Salvador Gutiérrez Solís

Cultura gratuita

La tribuna

24 de noviembre 2014 - 08:42

RECUERDO, aunque ya ha llovido lo suyo sigo sintiéndolo como reciente, mi nerviosismo hasta entrar en Fuentes Guerra para comprobar si el disco que llevaba esperando dos meses había llegado, por fin, al fin. El bueno de Toni, que me conocía de años y gustos, con un gesto confirmaba o cercenaba mis expectativas. Recuerdo bien los nervios del trayecto, la ansiedad por conseguir ese nuevo vinilo de Joy Division, 091, Siouxsie and the Banshees, Gabinete Caligari, Parálisis Permanente, Radio Futura o Los Coyotes de Víctor Abundancia.
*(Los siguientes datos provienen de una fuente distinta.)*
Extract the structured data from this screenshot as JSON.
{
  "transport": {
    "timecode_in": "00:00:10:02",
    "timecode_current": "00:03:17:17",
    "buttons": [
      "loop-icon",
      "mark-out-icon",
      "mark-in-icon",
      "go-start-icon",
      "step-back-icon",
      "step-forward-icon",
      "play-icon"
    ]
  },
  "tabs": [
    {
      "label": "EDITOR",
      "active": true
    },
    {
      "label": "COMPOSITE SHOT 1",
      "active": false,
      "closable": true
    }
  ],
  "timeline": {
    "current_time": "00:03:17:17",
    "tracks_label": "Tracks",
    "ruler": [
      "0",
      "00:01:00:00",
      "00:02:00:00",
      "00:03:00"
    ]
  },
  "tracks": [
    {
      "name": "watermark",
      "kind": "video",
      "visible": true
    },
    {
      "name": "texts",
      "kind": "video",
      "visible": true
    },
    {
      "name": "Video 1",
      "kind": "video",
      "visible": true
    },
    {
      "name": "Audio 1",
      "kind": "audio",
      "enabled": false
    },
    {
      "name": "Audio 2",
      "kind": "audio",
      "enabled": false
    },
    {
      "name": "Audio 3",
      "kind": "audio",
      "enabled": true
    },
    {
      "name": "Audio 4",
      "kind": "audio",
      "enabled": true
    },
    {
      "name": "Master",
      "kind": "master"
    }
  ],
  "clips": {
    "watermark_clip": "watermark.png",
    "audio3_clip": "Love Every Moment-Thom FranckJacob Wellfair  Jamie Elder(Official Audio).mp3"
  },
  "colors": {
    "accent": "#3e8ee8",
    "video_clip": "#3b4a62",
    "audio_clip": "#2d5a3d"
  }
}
De cuando en cuando, un lujo demasiado caro por aquel entonces, un capricho, me compraba un disco de "importación", que eso ya era la suma felicidad transformada en vinilo. Recuerdo, así a bote pronto, el Boys don't cry de los Cure, varios maxisingles de Bauhaus, o el Black Album de Prince, aquella excentricidad del genio de Minneapolis. Y no ha pasado tanto tiempo, no. Con suerte y confianza, mucha confianza, podías tener un amigo que te grababa sus discos en aquellas basf que enrollábamos con los bolis bic cuando se liaban. Pero no era lo mismo, claro que no, la calidad del sonido era infinitamente peor. Qué sensación: dejar caer, con sumo cuidado, la aguja en el surco, esa banda sonora de huevos friéndose en los espacios en blanco, el esmero en la limpieza, las fundas de plástico. No era aburrimiento, metodismo o manía, cuidaba mis discos con tal disciplina por una simple y elemental razón: si quería disfrutar de aquellas canciones tenía que cuidar y proteger el objeto que las contenía, si no quería volver a pasarme varias horas o días escuchando la radio para poder hacerlo de nuevo.

Este cuidado, esta dedicación, en dinero y en tiempo, por las canciones, la podía extrapolar, en cierto modo, a los libros o al cine. Me resultó bastante complicado conseguir mis primeros títulos de Bukowski o de Kerouac, o ver en una pantalla las películas de Bertolucci, Wenders, Waters o de Lars Von Trier -antes de que se le fuera la cabeza-. Una anécdota: Laberinto de pasiones, de Pedro Almodóvar, duró dos días en cartelera en El Palacio del Cine y estoy completamente seguro que se llegó a estrenar en Córdoba porque los propietarios del cine creyeron que se trataba de una peli porno, S entonces, tal y como se lo creyeron los cuatro "espectadores" que me acompañaban en la sala, y que abandonaron transcurridos unos minutos de proyección. Anécdotas aparte, hubo un tiempo en el que acceder a la cultura resultaba complicado, tedioso incluso, y no estaba al alcance de todos los bolsillos. Ojalá no volvamos nunca a ese tiempo. La oferta era muy reducida, rebuscada en muchos casos, y cara, bastante cara. Tal vez por ese motivo, por su dificultad, amaba la cultura, me emocionaba cuando, por fin, podía estar a mi alcance, contaba las horas hasta poder disfrutarla. En muy poco tiempo, casi sin darnos cuenta, tras unos años de walkman -devorapilas-, pasamos a la proliferación de los soportes, gracias a los avances informáticos, y no tardaron en llegar las descargas, ilegales su inmensa mayoría. De hecho, han llegado a ser tan familiares entre nosotros que ya existe toda una generación que ha accedido a multitud de manifestaciones culturales con tan solo teclear lo apetecido en una ventanita y pulsar un botón.

Nos volvimos locos, y como Diógenes 2.0, engordamos nuestros discos duros con canciones, libros y películas que no tendremos tiempo, material, de disfrutar a lo largo de nuestra vida. Porque la facilidad para acceder a la cultura, lejos de convertirse en un paraíso, se ha convertido en una auténtica trasgresión, en un atropello al sentido común, y en el infierno de miles de creadores y trabajadores de todo tipo, relacionados con las industrias culturales. Y, sobre todo, comenzamos a menospreciar a la cultura, como menospreciamos todo aquello que no cuesta, ni en tiempo, esfuerzo o dinero. Regreso y me despido. No echo de menos aquel tiempo no tan lejano en el que acceder a la cultura era laborioso, lento y caro, pero tampoco bendigo, incluso maldigo, este tiempo de cultura denostada, almacenada como si se tratara basura, que no respeta las diferentes expresiones creativas como una forma de ganarse la vida, tan digna como otra cualquiera, y que no considera a la cultura como una auténtica industria que genera muchos más beneficios que aquellos que se pueden evaluar en una hoja de cálculo. Tampoco deja residuos tóxicos, no contamina.